Photograph of an art installation consisting of two very high piles of brightly coloured luggage.

Photo: Susanne Nilsson, Flickr user infomastern. Licensed CC BY-SA 2.0.

I’m about half way through a one year contract, so of course much of my headspace is occupied with wondering what comes next. (I’d rather it was occupied with great research, or any number of other things. This is one of many problems with the early-career norm of short-term contracts, but that’s another topic.)

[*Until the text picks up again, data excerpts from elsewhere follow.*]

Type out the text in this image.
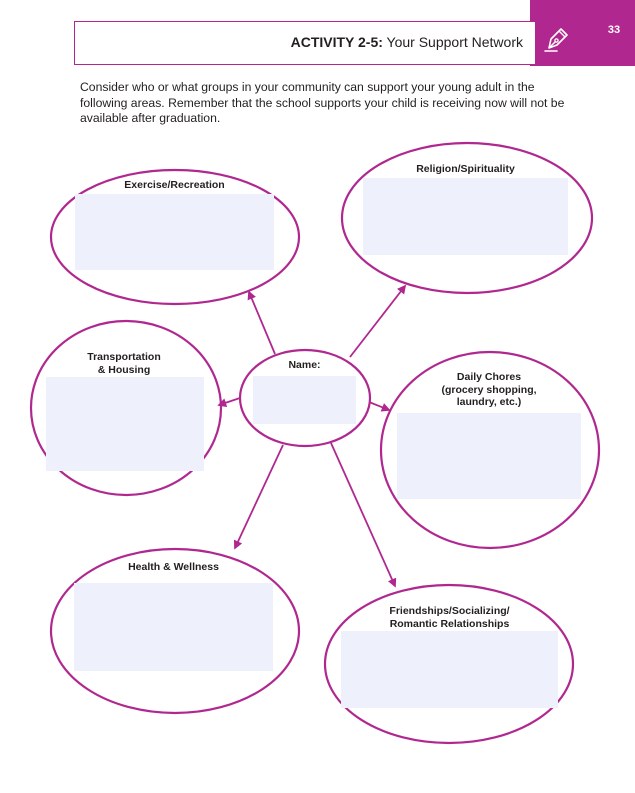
33
ACTIVITY 2-5: Your Support Network

Consider who or what groups in your community can support your young adult in the following areas. Remember that the school supports your child is receiving now will not be available after graduation.

Exercise/Recreation
Religion/Spirituality
Transportation
& Housing
Daily Chores
(grocery shopping,
laundry, etc.)
Health & Wellness
Friendships/Socializing/
Romantic Relationships
Name:
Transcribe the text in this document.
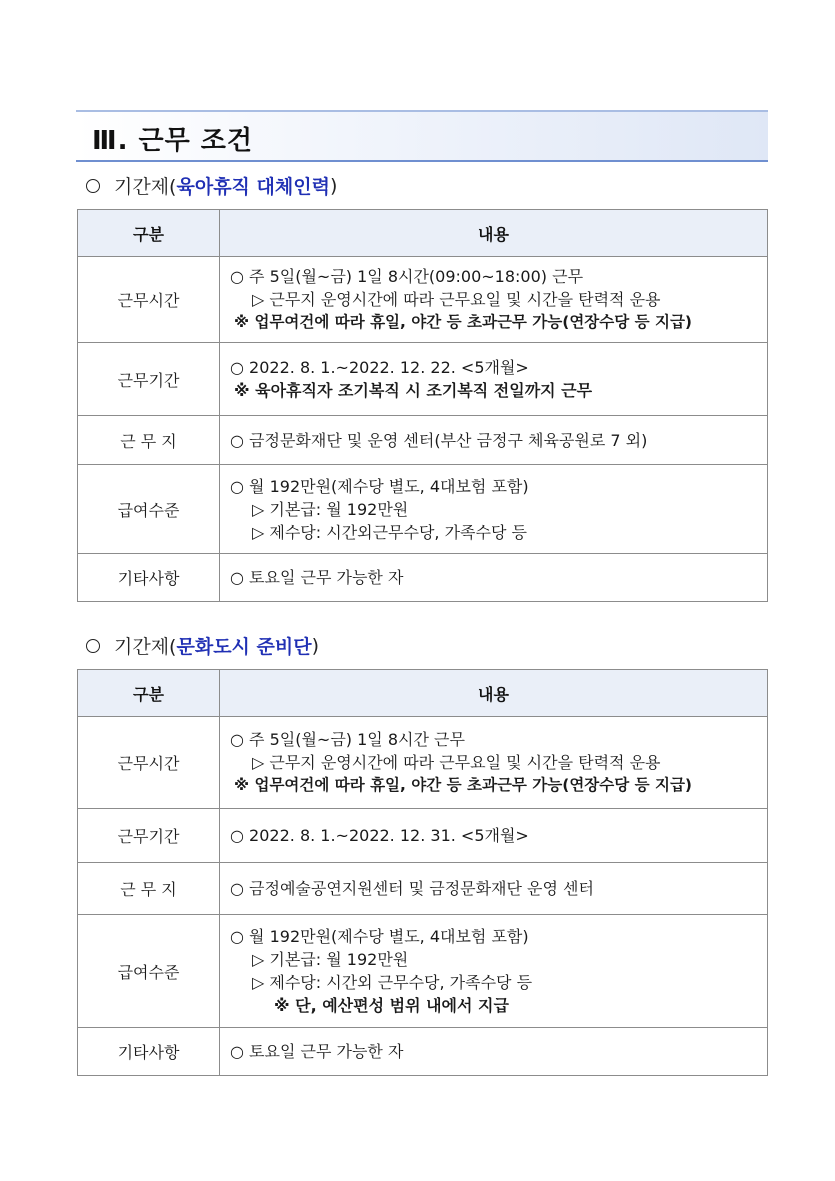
Ⅲ. 근무 조건
기간제( 육아휴직 대체인력 )
구분	내용
근무시간	○ 주 5일(월~금) 1일 8시간(09:00~18:00) 근무
▷ 근무지 운영시간에 따라 근무요일 및 시간을 탄력적 운용
※ 업무여건에 따라 휴일, 야간 등 초과근무 가능(연장수당 등 지급)

근무기간	○ 2022. 8. 1.~2022. 12. 22. <5개월>
※ 육아휴직자 조기복직 시 조기복직 전일까지 근무

근 무 지	○ 금정문화재단 및 운영 센터(부산 금정구 체육공원로 7 외)

급여수준	○ 월 192만원(제수당 별도, 4대보험 포함)
▷ 기본급: 월 192만원
▷ 제수당: 시간외근무수당, 가족수당 등

기타사항	○ 토요일 근무 가능한 자
기간제( 문화도시 준비단 )
구분	내용
근무시간	○ 주 5일(월~금) 1일 8시간 근무
▷ 근무지 운영시간에 따라 근무요일 및 시간을 탄력적 운용
※ 업무여건에 따라 휴일, 야간 등 초과근무 가능(연장수당 등 지급)

근무기간	○ 2022. 8. 1.~2022. 12. 31. <5개월>

근 무 지	○ 금정예술공연지원센터 및 금정문화재단 운영 센터

급여수준	○ 월 192만원(제수당 별도, 4대보험 포함)
▷ 기본급: 월 192만원
▷ 제수당: 시간외 근무수당, 가족수당 등
※ 단, 예산편성 범위 내에서 지급

기타사항	○ 토요일 근무 가능한 자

As I look around at job adverts, naturally they are all over the world, and also varying in length. Recently I found myself looking at a short one in the US and thinking “I’m not sure I want to relocate intercontinentally for just a year”. My initial thinking was that I’d consider it more seriously for two or three years, but a one-year contract wasn’t worth the upheaval.

Then my officemate pointed out that I had jumped at the opportunity to live in Japan for two months, which is much shorter. I replied that I hadn’t actually “moved” there, it was simply a visit. But where does one draw the line? In my head, two or more years is definitely moving to a place, while two months is definitely a visit. Could a year be considered from either angle?

Possibly it’s less about duration than other things. In Japan I lived out of a suitcase, but I don’t think it really comes down to how many belongings one takes with. Perhaps it has more to do with whether one is getting paid in the other country, dealing with bank accounts, setting up local healthcare provision, househunting, etc.

Food for thought, and in the meantime I’m not ruling anything out.

2 comments

Hmmm. I planned 6 months in NZ and that was definitely a visit because I was backpacking, and picking up casual work.

I sort of moved to London for my MSc year, and but didn’t actually move because I got a job back home before I got a job there. That could have gone either way, and if I’d stayed there no doubt I’d have said I moved from the beginning of the degree.

I took a room and a job in Leeds a couple of years ago for the summer, but didn’t move until I t brought my altar, furniture, and cats.

I had a phase in my early twenties where “home is where I hang my hat” and I was fairly rootless. Now… Home is people.

Yeah, people is another big consideration. In a practical sense, when I was in Japan I still had my flat in Orkney. That wouldn’t be feasible for a year-long “visit”, so my stuff would end up in storage, which definitely shifts things to another level.